Vingegaard beschleunigte nahe der Kuppe des Lyaskovets Monastery Pass und spaltete die ohnehin dezimierte Spitze, nachdem ein Massensturz zuvor zur temporären Neutralisation geführt hatte. Giulio Pellizzari und Lennert Van Eetvelt schlossen über den Gipfel zu ihm auf, und zeitweise schien das Trio den Etappensieg unter sich auszumachen.
Eingeholt wurden sie schließlich innerhalb des letzten Kilometers, Guillermo Thomas Silva gewann für XDS Astana und übernahm die Maglia Rosa. Vingegaards Attacke blieb dennoch eines der prägenden sportlichen Momente des Tages – zumal so früh in der dreiwöchigen Rundfahrt.
In einem nach der Etappe veröffentlichten Team-Update von Team Visma | Lease a Bike erklärte Vingegaard, der Zug sei auch durch das riskante Finale bestimmt gewesen. „Die Idee war, die Gruppe deutlich auszudünnen, um die Gefahren im finalen Kilometer zu vermeiden“, sagte er. „Ich fühlte mich heute gut und hätte gern um den Sieg gesprintet, aber es war viel wichtiger, sicher ins Ziel zu kommen.“
Visma bestätigt: Attacke am Schlussanstieg war geplant
Der Angriff folgte auf eine brutale Phase, in der vor dem letzten Anstieg mehrere Fahrer auf nasser Straße stürzten. Mehrere Teams bilanzierten Schäden, besonders hart traf es UAE Team Emirates - XRG, zudem musste Santiago Buitrago aufgeben.

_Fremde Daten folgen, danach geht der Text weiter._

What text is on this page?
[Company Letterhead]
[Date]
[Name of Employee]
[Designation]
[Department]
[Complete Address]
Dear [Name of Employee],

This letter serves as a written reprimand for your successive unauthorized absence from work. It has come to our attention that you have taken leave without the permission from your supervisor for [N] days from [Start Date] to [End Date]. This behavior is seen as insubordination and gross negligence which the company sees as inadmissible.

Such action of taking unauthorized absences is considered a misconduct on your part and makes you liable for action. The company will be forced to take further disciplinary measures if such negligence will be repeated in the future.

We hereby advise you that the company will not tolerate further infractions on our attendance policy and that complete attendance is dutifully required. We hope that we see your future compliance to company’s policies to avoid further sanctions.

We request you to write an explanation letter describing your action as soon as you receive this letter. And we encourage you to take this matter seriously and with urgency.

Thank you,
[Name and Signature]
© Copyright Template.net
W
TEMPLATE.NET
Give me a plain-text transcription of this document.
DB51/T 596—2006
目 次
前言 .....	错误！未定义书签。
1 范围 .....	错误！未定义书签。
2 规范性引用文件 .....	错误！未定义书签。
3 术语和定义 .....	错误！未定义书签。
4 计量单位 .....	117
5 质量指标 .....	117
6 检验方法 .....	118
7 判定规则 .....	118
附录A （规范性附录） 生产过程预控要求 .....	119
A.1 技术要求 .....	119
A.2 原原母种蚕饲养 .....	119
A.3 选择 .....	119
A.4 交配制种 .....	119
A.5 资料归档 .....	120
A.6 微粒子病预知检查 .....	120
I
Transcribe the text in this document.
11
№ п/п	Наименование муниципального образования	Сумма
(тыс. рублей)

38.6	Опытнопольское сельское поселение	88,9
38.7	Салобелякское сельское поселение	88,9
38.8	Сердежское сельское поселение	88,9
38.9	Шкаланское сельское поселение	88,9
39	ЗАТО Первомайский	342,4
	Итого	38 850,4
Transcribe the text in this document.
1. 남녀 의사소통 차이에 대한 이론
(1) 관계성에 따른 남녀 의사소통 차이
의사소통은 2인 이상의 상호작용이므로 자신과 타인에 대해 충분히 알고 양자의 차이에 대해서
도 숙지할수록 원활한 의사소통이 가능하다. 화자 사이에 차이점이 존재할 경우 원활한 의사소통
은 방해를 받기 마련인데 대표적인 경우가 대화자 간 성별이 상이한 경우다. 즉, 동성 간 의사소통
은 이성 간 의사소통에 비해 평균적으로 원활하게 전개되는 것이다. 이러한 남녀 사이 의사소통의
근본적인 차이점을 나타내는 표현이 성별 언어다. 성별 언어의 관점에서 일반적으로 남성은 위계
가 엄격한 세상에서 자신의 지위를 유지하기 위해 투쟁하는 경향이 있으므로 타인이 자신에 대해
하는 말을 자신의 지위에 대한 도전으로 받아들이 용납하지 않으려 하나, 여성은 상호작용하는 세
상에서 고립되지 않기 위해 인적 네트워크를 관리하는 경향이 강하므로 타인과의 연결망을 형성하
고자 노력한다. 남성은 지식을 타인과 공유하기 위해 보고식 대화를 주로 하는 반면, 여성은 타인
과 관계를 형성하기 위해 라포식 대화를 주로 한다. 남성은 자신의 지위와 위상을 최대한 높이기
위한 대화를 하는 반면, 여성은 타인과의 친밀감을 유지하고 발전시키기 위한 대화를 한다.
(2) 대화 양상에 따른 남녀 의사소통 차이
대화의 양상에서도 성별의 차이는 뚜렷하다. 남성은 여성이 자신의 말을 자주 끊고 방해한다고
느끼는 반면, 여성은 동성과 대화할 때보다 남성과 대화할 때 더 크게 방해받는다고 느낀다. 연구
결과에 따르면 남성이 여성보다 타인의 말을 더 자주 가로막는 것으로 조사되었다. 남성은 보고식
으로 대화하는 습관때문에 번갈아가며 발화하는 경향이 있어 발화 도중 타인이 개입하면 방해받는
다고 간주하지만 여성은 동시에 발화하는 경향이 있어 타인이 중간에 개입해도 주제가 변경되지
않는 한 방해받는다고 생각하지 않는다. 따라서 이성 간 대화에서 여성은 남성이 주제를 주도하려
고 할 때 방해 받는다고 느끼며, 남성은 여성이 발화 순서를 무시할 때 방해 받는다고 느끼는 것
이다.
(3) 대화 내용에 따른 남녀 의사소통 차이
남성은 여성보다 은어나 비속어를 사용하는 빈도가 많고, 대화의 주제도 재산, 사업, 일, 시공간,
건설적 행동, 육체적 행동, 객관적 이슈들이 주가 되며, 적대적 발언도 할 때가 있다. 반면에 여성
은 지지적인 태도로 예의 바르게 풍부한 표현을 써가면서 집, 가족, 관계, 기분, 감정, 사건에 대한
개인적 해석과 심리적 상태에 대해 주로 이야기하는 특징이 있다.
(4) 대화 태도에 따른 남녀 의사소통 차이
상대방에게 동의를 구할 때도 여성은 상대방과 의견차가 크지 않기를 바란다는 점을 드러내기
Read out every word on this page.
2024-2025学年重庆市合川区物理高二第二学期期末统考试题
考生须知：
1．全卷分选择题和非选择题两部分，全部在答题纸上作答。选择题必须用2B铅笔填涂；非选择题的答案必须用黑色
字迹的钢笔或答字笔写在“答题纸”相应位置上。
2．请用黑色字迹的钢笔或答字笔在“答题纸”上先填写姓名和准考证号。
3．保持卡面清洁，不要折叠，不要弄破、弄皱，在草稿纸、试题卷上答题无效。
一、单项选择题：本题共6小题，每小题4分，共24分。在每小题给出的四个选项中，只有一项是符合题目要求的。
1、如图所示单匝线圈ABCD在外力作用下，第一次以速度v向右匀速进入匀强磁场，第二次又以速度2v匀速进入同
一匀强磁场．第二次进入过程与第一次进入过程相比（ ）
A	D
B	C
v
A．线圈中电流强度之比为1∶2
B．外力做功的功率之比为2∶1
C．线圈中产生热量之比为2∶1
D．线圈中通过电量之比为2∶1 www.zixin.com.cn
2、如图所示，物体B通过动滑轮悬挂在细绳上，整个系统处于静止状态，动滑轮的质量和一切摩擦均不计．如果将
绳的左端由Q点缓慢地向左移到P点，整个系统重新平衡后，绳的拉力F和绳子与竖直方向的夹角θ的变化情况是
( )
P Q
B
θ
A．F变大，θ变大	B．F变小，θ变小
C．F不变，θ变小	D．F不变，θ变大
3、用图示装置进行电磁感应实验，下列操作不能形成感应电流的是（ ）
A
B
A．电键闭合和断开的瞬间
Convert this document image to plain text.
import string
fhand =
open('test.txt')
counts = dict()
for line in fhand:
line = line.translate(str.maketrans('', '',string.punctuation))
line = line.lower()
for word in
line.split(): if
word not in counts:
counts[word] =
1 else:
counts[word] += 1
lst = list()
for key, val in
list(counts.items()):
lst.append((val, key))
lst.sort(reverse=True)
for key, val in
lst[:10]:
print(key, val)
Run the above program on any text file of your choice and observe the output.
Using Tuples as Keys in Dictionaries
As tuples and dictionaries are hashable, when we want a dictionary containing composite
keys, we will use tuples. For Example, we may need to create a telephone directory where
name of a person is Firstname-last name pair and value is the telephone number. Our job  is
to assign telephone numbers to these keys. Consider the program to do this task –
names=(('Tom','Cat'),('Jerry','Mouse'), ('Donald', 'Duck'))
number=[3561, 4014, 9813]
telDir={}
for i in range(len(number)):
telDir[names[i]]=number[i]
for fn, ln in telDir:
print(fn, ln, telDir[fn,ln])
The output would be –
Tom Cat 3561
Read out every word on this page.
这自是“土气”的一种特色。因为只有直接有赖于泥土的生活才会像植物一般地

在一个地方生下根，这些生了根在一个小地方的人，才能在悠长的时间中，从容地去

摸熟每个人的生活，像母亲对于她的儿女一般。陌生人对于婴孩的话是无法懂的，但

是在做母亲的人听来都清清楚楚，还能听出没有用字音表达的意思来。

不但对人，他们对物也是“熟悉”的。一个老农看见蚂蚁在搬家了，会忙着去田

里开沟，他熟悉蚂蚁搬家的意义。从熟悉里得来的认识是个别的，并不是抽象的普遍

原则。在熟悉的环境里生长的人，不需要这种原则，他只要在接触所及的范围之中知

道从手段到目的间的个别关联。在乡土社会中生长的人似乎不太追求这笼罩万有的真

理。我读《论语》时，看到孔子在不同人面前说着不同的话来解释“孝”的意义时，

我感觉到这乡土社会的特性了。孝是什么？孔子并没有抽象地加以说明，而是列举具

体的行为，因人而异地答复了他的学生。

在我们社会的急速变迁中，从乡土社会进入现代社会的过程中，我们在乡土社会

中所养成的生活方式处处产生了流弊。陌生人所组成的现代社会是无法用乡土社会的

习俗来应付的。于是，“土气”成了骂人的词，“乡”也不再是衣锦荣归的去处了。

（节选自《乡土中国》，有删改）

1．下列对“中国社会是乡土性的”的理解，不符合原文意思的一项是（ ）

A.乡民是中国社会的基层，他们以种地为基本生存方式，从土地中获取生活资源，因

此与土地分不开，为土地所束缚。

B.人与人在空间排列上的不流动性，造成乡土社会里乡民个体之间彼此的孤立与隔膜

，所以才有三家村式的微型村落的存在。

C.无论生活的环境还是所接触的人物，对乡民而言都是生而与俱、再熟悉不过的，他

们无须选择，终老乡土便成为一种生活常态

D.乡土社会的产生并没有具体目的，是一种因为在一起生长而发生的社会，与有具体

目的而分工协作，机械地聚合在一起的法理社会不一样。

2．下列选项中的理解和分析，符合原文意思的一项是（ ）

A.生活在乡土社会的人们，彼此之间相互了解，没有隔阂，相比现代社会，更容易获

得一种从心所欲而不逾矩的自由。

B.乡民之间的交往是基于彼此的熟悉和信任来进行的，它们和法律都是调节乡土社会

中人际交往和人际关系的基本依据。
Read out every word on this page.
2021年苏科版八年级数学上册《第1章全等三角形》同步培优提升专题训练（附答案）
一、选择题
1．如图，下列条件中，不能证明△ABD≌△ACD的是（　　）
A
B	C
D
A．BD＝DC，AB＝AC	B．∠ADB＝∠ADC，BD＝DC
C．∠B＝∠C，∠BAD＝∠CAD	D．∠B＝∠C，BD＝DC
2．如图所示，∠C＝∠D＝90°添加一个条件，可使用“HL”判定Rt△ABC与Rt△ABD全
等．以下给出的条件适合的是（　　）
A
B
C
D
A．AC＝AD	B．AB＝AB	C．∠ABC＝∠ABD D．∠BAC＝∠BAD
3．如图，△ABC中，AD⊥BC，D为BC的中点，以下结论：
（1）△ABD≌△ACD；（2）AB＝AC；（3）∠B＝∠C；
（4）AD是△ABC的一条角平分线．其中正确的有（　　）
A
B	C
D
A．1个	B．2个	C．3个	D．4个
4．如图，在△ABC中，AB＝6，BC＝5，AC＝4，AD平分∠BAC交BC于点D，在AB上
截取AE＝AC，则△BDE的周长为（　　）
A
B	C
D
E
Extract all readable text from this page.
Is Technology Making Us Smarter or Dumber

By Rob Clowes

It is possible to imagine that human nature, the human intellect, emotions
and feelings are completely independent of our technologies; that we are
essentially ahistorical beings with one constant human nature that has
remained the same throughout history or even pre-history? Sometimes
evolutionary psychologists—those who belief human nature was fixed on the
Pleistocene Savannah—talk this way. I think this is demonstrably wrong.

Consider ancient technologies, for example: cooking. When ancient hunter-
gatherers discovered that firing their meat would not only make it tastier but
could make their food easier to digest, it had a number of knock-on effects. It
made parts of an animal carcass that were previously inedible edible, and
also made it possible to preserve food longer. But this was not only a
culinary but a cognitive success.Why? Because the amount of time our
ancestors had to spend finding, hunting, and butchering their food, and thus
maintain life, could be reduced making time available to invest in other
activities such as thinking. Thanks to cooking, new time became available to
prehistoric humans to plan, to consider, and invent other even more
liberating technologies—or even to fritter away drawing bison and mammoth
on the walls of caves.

Auch Visma kam nicht ungeschoren davon.
Wilco Kelderman und Tim Rex waren in den Sturz verwickelt, Vingegaard selbst blieb auf dem Rad und konnte sich rasch neu fokussieren, als die Straße zum Kloster anstieg.
Sportdirektor
Marc Reef bestätigte, dass der Angriff Teil des Plans gewesen sei und keine spontane Reaktion, als das Rennen aufging. „Jonas konnte nach dem Sturz schnell umschalten“, sagte Reef. „Er zeigt, dass er in ausgezeichneter Form ist. Der Plan war, am Schlussanstieg anzugreifen, aber man muss natürlich immer sehen, wie sich die Beine anfühlen. Es ist gut zu sehen, wie stark Jonas ist.“
Dieses Detail verleiht dem Move zusätzliches Gewicht. Die 2. Etappe endete nicht am Berg und galt nicht als Tag, der den Giro entscheidet, doch Visma sah den Schlussanstieg dennoch als Chance, das Feld zu reduzieren, das Rennen zu testen und Vingegaard bei Nässe aus den Risiken einer größeren Gruppe herauszuhalten.
Jonas Vingegaard poses next to the Giro d'Italia trophy
Sorge um Kelderman nach Massensturz
Reefs Einschätzung nach der Etappe fiel mit Blick auf Kelderman zurückhaltender aus, dessen Zustand beim Team-Update noch unklar war. „Gegen den Sturz konnten wir nichts machen“, sagte Reef. „Die Kurve war glatt und das Tempo im Peloton hoch. Wenn Fahrer vor dir zu Boden gehen, gibt es kein Ausweichen. Im Moment wissen wir noch nicht, wie es um Wilco steht.“
So blieb Visma im Ziel mit gemischten Gefühlen zurück. Vingegaard zeigte starke Beine und verlor an einem gefährlichen Tag keine Zeit, doch nach einem weiteren schweren Sturz am Eröffnungswochenende musste das Team auf Entwarnung bei Kelderman warten.
Für Vingegaard brachte die Etappe weder Sieg noch Maglia Rosa, aber ein frühes Signal. Sein Giro ist bereits aktiv, sein Team agiert vor den Hochgebirgen, und seine erste Attacke vereinte Leistung und Absicherung.